Ca3SiO, a chemical compound discovered by researchers, is a direct transition semiconductor, making it a potentially bright infrared LED and infrared detector component. This semiconductor compound, made up of calcium, silicon, and oxygen is inexpensive and non-toxic. Today’s infrared semiconductors contain toxic chemical elements like cadmium and tellurium. Ca3SiO could be used to create cheaper and safer near-infrared semiconductors.
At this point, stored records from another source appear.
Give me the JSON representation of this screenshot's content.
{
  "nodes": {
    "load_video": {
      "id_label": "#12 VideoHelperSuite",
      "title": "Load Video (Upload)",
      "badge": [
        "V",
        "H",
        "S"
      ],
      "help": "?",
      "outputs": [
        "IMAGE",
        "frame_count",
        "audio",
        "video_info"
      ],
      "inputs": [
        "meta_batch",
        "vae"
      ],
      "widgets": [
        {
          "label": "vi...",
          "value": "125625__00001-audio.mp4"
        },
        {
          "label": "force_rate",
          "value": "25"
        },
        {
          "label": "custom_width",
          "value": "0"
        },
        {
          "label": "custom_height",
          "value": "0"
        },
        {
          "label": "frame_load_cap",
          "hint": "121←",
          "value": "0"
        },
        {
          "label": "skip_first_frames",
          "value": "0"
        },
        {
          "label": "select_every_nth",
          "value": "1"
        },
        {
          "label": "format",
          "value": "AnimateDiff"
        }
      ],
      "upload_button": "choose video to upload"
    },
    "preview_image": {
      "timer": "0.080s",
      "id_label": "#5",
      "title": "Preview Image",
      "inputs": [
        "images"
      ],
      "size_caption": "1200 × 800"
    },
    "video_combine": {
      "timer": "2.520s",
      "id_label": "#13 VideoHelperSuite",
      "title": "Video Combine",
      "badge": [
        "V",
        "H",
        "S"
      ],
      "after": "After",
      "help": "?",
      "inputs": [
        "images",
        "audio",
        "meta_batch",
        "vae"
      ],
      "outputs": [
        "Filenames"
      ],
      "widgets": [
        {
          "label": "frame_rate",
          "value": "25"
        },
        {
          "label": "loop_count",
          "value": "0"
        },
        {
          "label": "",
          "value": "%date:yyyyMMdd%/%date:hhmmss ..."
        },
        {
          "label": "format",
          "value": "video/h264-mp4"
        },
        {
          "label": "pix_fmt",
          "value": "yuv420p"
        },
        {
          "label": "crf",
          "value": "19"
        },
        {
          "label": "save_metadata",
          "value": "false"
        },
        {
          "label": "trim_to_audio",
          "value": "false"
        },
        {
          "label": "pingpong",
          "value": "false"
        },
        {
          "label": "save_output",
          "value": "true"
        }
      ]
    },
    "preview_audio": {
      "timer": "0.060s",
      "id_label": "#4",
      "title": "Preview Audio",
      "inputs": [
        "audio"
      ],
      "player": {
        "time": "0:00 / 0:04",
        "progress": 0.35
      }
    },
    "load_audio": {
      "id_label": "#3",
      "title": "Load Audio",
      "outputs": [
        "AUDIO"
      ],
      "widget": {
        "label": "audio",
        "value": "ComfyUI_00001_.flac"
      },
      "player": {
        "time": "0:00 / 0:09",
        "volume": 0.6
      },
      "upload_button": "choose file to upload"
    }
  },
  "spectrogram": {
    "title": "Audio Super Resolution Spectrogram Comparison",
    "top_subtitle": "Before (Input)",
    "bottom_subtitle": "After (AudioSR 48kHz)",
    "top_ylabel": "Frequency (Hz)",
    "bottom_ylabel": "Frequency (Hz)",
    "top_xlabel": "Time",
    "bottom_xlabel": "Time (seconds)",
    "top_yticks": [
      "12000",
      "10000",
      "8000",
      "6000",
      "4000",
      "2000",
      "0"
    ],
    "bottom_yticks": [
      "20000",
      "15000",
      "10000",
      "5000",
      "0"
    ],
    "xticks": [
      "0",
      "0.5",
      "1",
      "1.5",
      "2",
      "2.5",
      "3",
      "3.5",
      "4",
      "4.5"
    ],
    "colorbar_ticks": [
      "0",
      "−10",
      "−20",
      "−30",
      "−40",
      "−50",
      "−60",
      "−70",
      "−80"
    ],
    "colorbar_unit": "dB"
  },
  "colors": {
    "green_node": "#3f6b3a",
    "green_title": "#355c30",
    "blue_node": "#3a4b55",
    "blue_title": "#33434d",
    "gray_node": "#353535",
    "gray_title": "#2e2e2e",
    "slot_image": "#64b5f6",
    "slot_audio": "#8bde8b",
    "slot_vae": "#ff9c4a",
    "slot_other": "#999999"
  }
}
Many applications have used infrared wavelengths, including optical fiber communications, photovoltaic power generation, and night vision devices. Toxic chemical compounds are present in existing semiconductors capable of emitting infrared radiation (i.e., direct transition semiconductors). Creating high-performance infrared devices with a non-toxic, direct transition semiconductor compound with an infrared bandgap is preferable.
Materials’ semiconductive properties, such as the energy band gap, have traditionally been controlled by combining two chemical elements on the left and right sides of group IV elements, such as III and V or II and VI. This conventional strategy, which uses heavier elements to narrow the energy band gap, has resulted in the development of direct transition semiconductors containing toxic elements like mercury cadmium telluride and gallium arsenide.
The researchers intend to create high-intensity infrared LEDs and highly sensitive infrared detectors by synthesizing these compounds as large single crystals, developing thin film growth processes, controlling their physical properties via doping, and transforming them into solid solutions.